Among the magazines from overseas to have made inroads in the market are Grazia,Elle, Cosmopolitan, Men's Health and the German car magazine Auto Bild.
Each is published by a local partner. Reader's Digest has been available through a licensing deal with Shanghai Press and Publication Development.
Just as the magazine sector in China is growing faster than its equivalents in developed markets, so the country's newspaper industry is, as yet, proving relatively robust in the face of the march of electronic publishing.
In an interview with state media published last year, Gapp's director, Liu Binjie, said total newspaper sales were up 13.9 per cent in 2010, with more than 50 billion copies of newspapers sold. This is happening as many titles, among them the People's Daily, undertake initial public offerings with their websites.
They are looking to compete more effectively with news aggregating sites such as Sina that have attracted the interest of China's 500 million-plus internet users, more than in any other country.
In the printing and publishing industries as a whole in China, there are more than 40 listed companies with a total market capitalisation last year of more than 570bn yuan, according to state media.
Following a trend pioneered in the West, free newspapers given away at subway stations have been launched in China in recent years and are proving a hit with readers and advertisers. They are now available in, among other places, Shanghai, Guangzhou and Shenzhen.
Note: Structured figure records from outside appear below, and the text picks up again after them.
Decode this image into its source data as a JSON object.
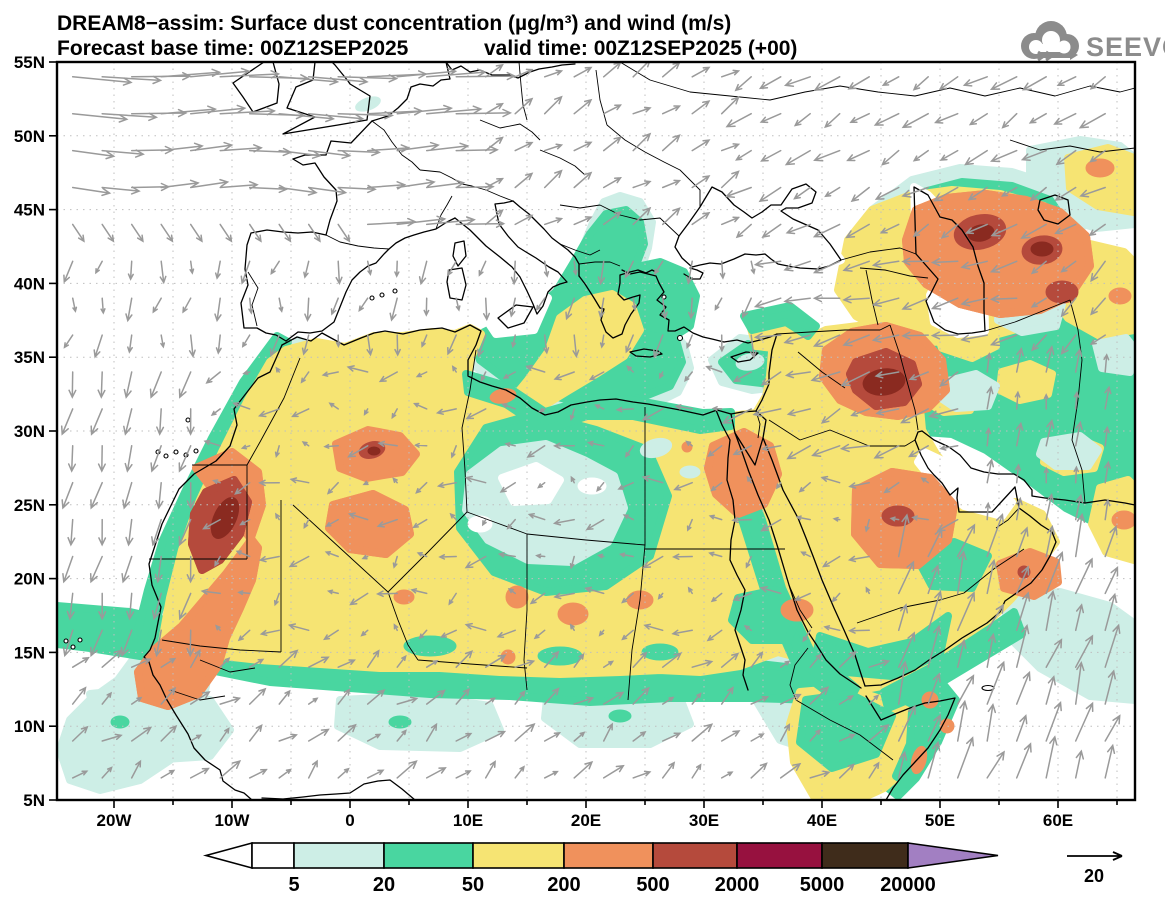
{
  "header": {
    "title_line1": "DREAM8−assim: Surface dust concentration (µg/m³) and wind (m/s)",
    "title_line2_left": "Forecast base time: 00Z12SEP2025",
    "title_line2_right": "valid time: 00Z12SEP2025 (+00)",
    "model_name": "DREAM8-assim",
    "variable": "Surface dust concentration",
    "concentration_units": "µg/m³",
    "wind_units": "m/s",
    "forecast_base_time": "00Z12SEP2025",
    "valid_time": "00Z12SEP2025",
    "lead_time": "+00"
  },
  "logo": {
    "text": "SEEVCCC",
    "icon": "cloud-arrow-icon",
    "color": "#8c8c8c"
  },
  "axes": {
    "lat_labels": [
      "55N",
      "50N",
      "45N",
      "40N",
      "35N",
      "30N",
      "25N",
      "20N",
      "15N",
      "10N",
      "5N"
    ],
    "lat_values": [
      55,
      50,
      45,
      40,
      35,
      30,
      25,
      20,
      15,
      10,
      5
    ],
    "lon_labels": [
      "20W",
      "10W",
      "0",
      "10E",
      "20E",
      "30E",
      "40E",
      "50E",
      "60E"
    ],
    "lon_values": [
      -20,
      -10,
      0,
      10,
      20,
      30,
      40,
      50,
      60
    ],
    "lon_minor_step": 5,
    "extent": {
      "lon_min": -24.8,
      "lon_max": 66.5,
      "lat_min": 5,
      "lat_max": 55
    },
    "grid_step_deg": 5
  },
  "legend": {
    "tick_labels": [
      "5",
      "20",
      "50",
      "200",
      "500",
      "2000",
      "5000",
      "20000"
    ],
    "levels": [
      5,
      20,
      50,
      200,
      500,
      2000,
      5000,
      20000
    ],
    "colors": {
      "below_5": "#ffffff",
      "5_20": "#cdeee6",
      "20_50": "#49d6a0",
      "50_200": "#f6e473",
      "200_500": "#f0915c",
      "500_2000": "#b54a3c",
      "2000_5000": "#97113f",
      "5000_20000": "#3f2c1b",
      "above_20000": "#a27fc2"
    }
  },
  "wind_reference": {
    "label": "20",
    "speed_ms": 20,
    "arrow_color": "#9a9a9a"
  },
  "map": {
    "type": "filled-contour map with wind vectors",
    "region": "North Africa, Europe, Middle East",
    "hotspots": [
      {
        "name": "Western Sahara / Mauritania coast",
        "level": "500-2000"
      },
      {
        "name": "Central Algeria",
        "level": "500-2000"
      },
      {
        "name": "Eastern Egypt",
        "level": "200-500"
      },
      {
        "name": "Central Iraq",
        "level": "500-2000"
      },
      {
        "name": "Caucasus / eastern Anatolia",
        "level": "500-2000"
      },
      {
        "name": "Central Saudi Arabia",
        "level": "200-500"
      },
      {
        "name": "Oman coast",
        "level": "200-500"
      },
      {
        "name": "Somalia coast",
        "level": "200-500"
      }
    ]
  }
}
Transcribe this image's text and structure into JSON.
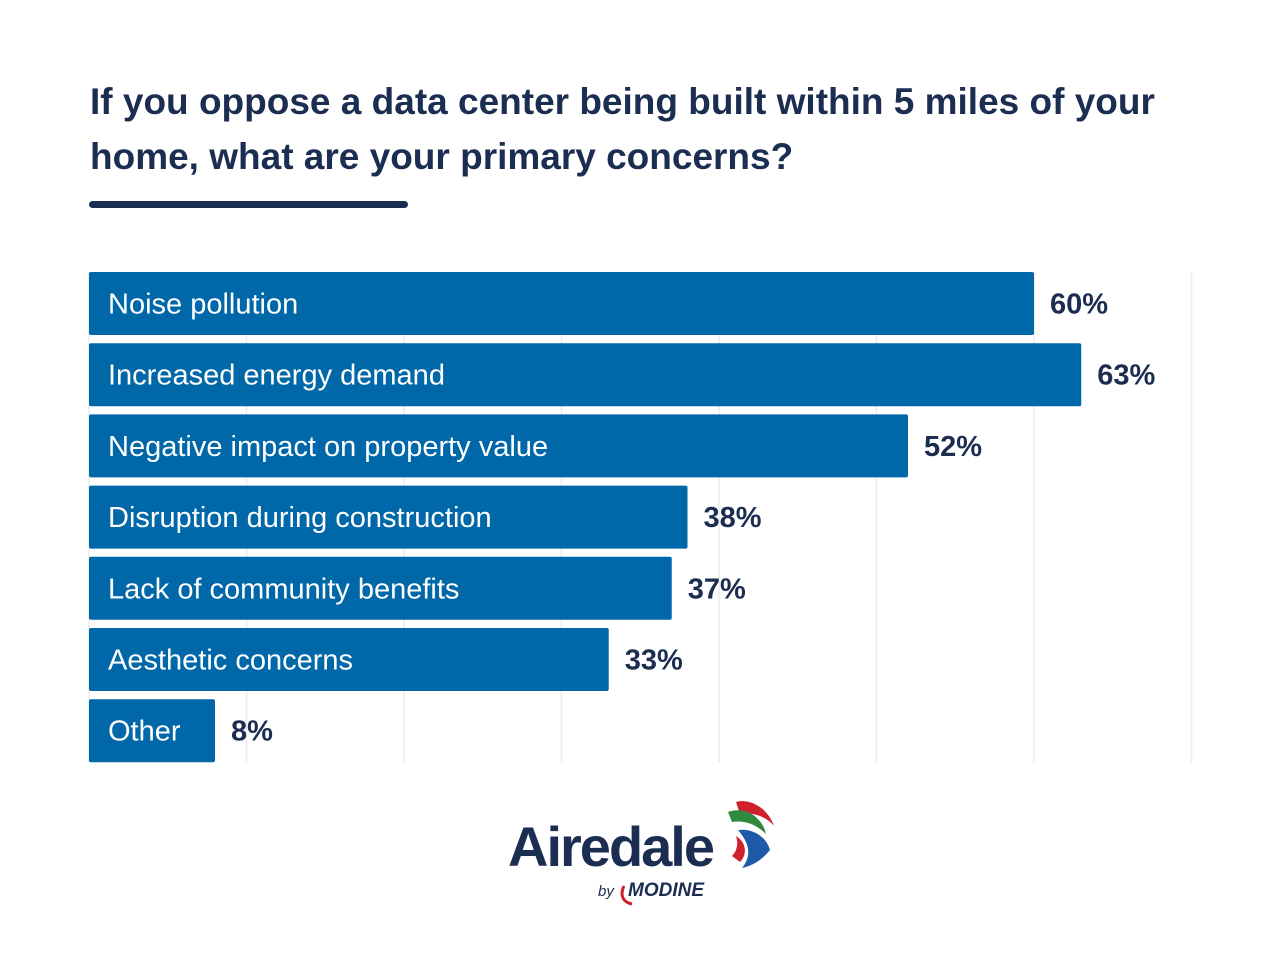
{
  "chart_data": {
    "type": "bar",
    "orientation": "horizontal",
    "title": "If you oppose a data center being built within 5 miles of your home, what are your primary concerns?",
    "categories": [
      "Noise pollution",
      "Increased energy demand",
      "Negative impact on property value",
      "Disruption during construction",
      "Lack of community benefits",
      "Aesthetic concerns",
      "Other"
    ],
    "values": [
      60,
      63,
      52,
      38,
      37,
      33,
      8
    ],
    "value_labels": [
      "60%",
      "63%",
      "52%",
      "38%",
      "37%",
      "33%",
      "8%"
    ],
    "xlim": [
      0,
      70
    ],
    "grid": true,
    "bar_color": "#0067a9"
  },
  "brand": {
    "name": "Airedale",
    "by": "by",
    "parent": "MODINE"
  },
  "colors": {
    "title": "#1b2d50",
    "bar": "#0067a9",
    "grid": "#ececec",
    "logo_red": "#d0202e",
    "logo_green": "#2e8b3d",
    "logo_blue": "#1f5aa8"
  }
}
Last year the first such title was launched in Shanghai - 8 O'clock, produced by Shenzhen Press Group.
"China is the ideal place for free subway-distributed newspapers to thrive. Start with the fact, of course, its cities are huge and subway ridership dwarfs that of most western cities," said Peter Fuhrman, chairman and chief executive of the investment bank China First Capital, in a recent online post.
Mr Fuhrman predicts these free papers' circulations and profits will grow because subway systems in big cities are expanding and residents have healthy disposable incomes, attracting advertisers.
Some paid-for titles with close links to the Communist Party have by contrast suffered severe falls in sales, although often this dates back to the 1990s and is not linked to the internet's growth. Instead, the increased commercialisation of the sector and a cut in the number of official subscriptions accounts for the decline.
Three decades ago, the venerable People's Daily was selling 6 million copies a day but now the figure is about 2.4 million, although officials say there have been slight rises in the past several years and the title remains China's second-highest selling newspaper.
Ultimately, analysts believe paid-for titles will encounter, or are already encountering, the same internet-related struggles as their counterparts in the West.
"There's no question, even the real circulation [of newspapers in China] is going to start going down. It probably already is starting to go down," says Mr Young.
In Beijing, even mature readers who might be expected to still enjoy sitting down with a newspaper they can flick through, are migrating to the internet.
"I read traditional newspapers less and less often. I can read the news on the internet at home or at work. It's very convenient," says one 60-year-old female financial administrator.
It seems even here, the page of change is turning.